デル、中国市場向けに低価格PCを発表 - 中国

中国への超大型投資を決めたマイケル・デルCEO〔AFPBB News

 中国市場でこのところ、不可思議とも思える動きが見られる。

 数年前から日本企業だけでなく、米企業も中国市場に見切りをつけて撤退するところがある一方、新たに1兆円を超す資金を中国に投資する企業が相次いでいるのだ。

 中国はいまでも世界最大の市場だが、利益が見込めないと見限った企業と、市場の可能性を今後も信じる企業の違いがある。差違は何なのか。

シアトルの米中会談に企業トップも

 9月下旬、中国の習近平国家主席が米国を公式訪問する。23日には西海岸シアトルで、米中両国の大手企業トップが顔を合わせる円卓会議が開かれる。

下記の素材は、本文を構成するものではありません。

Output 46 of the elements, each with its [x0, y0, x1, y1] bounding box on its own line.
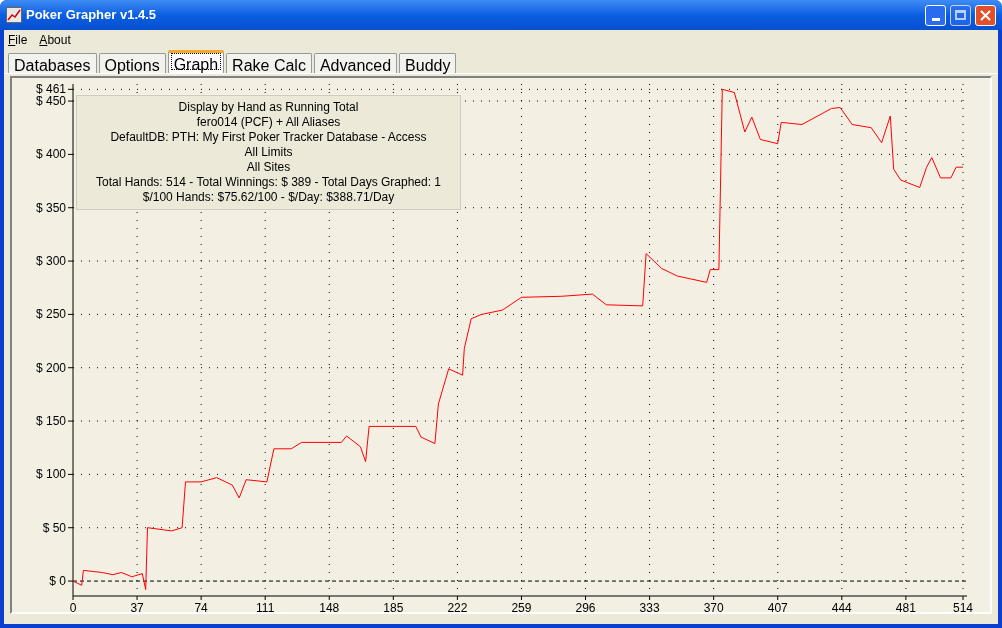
x-tick-label: 148 [319, 601, 340, 612]
y-tick-label: $ 100 [35, 467, 66, 482]
close-button[interactable] [975, 4, 996, 26]
y-tick-label: $ 450 [35, 94, 66, 109]
x-tick-label: 481 [895, 601, 916, 612]
x-tick-label: 296 [575, 601, 596, 612]
tab[interactable]: Databases [8, 53, 97, 73]
x-tick-label: 74 [194, 601, 208, 612]
y-tick-label: $ 0 [49, 574, 66, 589]
y-tick-label: $ 300 [35, 254, 66, 269]
y-tick-label: $ 400 [35, 147, 66, 162]
menu-item[interactable]: File [8, 31, 28, 49]
x-tick-label: 185 [383, 601, 404, 612]
tab[interactable]: Advanced [313, 53, 398, 73]
x-tick-label: 370 [703, 601, 724, 612]
y-tick-label: $ 150 [35, 414, 66, 429]
close-icon [980, 9, 991, 21]
y-tick-label: $ 250 [35, 307, 66, 322]
x-tick-label: 111 [256, 601, 275, 612]
minimize-button[interactable] [925, 4, 946, 26]
menu-item[interactable]: About [39, 31, 71, 49]
legend-text: DefaultDB: PTH: My First Poker Tracker Database - Access [110, 130, 427, 145]
x-tick-label: 333 [639, 601, 660, 612]
x-tick-label: 222 [447, 601, 468, 612]
tab[interactable]: Rake Calc [226, 53, 312, 73]
legend-text: All Sites [246, 160, 291, 175]
tab[interactable]: Options [98, 53, 166, 73]
x-tick-label: 37 [130, 601, 144, 612]
x-tick-label: 444 [831, 601, 852, 612]
legend-text: $/100 Hands: $75.62/100 - $/Day: $388.71/Day [142, 190, 395, 205]
y-tick-label: $ 461 [35, 82, 66, 97]
chart-line-icon [6, 7, 22, 23]
legend-text: fero014 (PCF) + All Aliases [196, 115, 341, 130]
maximize-button[interactable] [950, 4, 971, 26]
x-tick-label: 259 [511, 601, 532, 612]
y-tick-label: $ 200 [35, 360, 66, 375]
legend-text: All Limits [244, 145, 293, 160]
x-tick-label: 0 [69, 601, 77, 612]
window-title: Poker Grapher v1.4.5 [26, 6, 158, 25]
legend-text: Total Hands: 514 - Total Winnings: $ 389 - Total Days Graphed: 1 [95, 175, 442, 190]
y-tick-label: $ 350 [35, 200, 66, 215]
y-tick-label: $ 50 [42, 520, 66, 535]
legend-text: Display by Hand as Running Total [178, 100, 359, 115]
x-tick-label: 407 [767, 601, 788, 612]
x-tick-label: 514 [953, 601, 973, 612]
tab[interactable]: Buddy [399, 53, 457, 73]
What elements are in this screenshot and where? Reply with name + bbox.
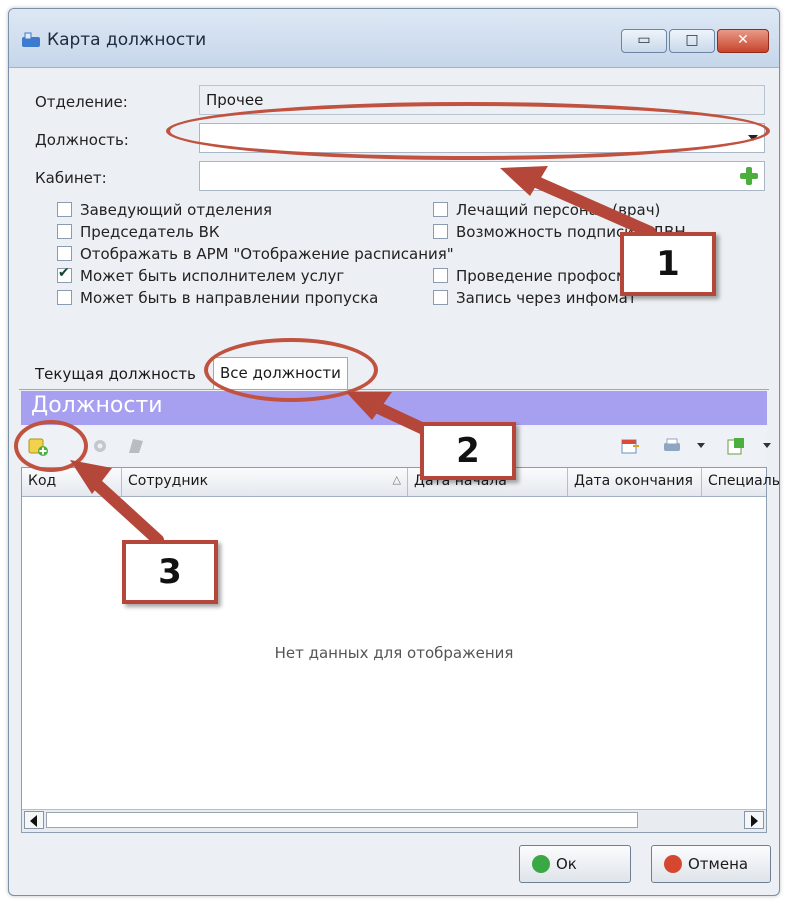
annotation-label-1: 1 xyxy=(620,232,716,296)
annotation-label-2: 2 xyxy=(420,422,516,480)
annotation-label-3: 3 xyxy=(122,540,218,604)
annotation-arrows xyxy=(70,166,656,546)
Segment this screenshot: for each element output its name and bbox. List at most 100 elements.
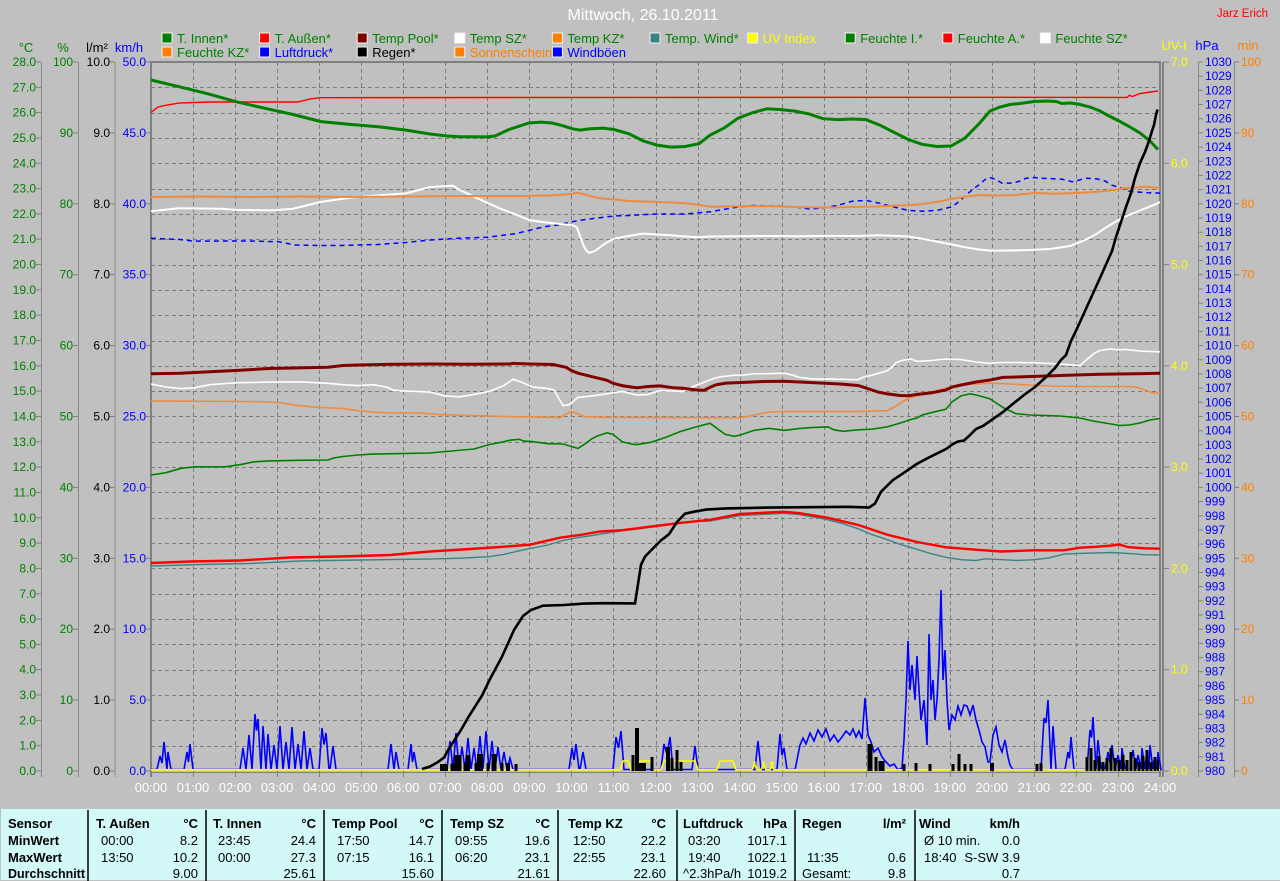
svg-text:1020: 1020 <box>1205 197 1232 211</box>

 そこに招かれるのは、複数のメディアを総合すると米アップルのティム・クック経営最高責任者(CEO)、IBMのバージニア・ロメッティCEOなど大手15企業のトップ。中国側も大手15 企業のCEOが顔を揃える。

 両国企業は互いの市場へのアクセス問題やサイバーセキュリティー問題などについて話し合う予定だ。

 ただ中国市場から撤退を決めた企業を眺めると、中小だけでなく大手企業も含まれる。例えば、今年だけでもシチズン・ホールディングズの合併会社「西鉄城精密(シチズンセイミツ)」が広東省の工場を閉鎖したし、パナソニック、ダイキン、TDKなども工場閉鎖や生産の一部を移転すると発表した。それだけ撤退の波は大きいのだ。

 企業幹部たちは努力不足というより、中国市場のビジネス環境の変化が大きいと口を揃える。しかも、理由は1つや2つではない。大きく5点にまとめてみた。

 1つは中国市場での人件費の高騰だ。工場で働く作業員の平均月給は、日本では福利厚生を含めて約25万円だが、中国では約8万円である。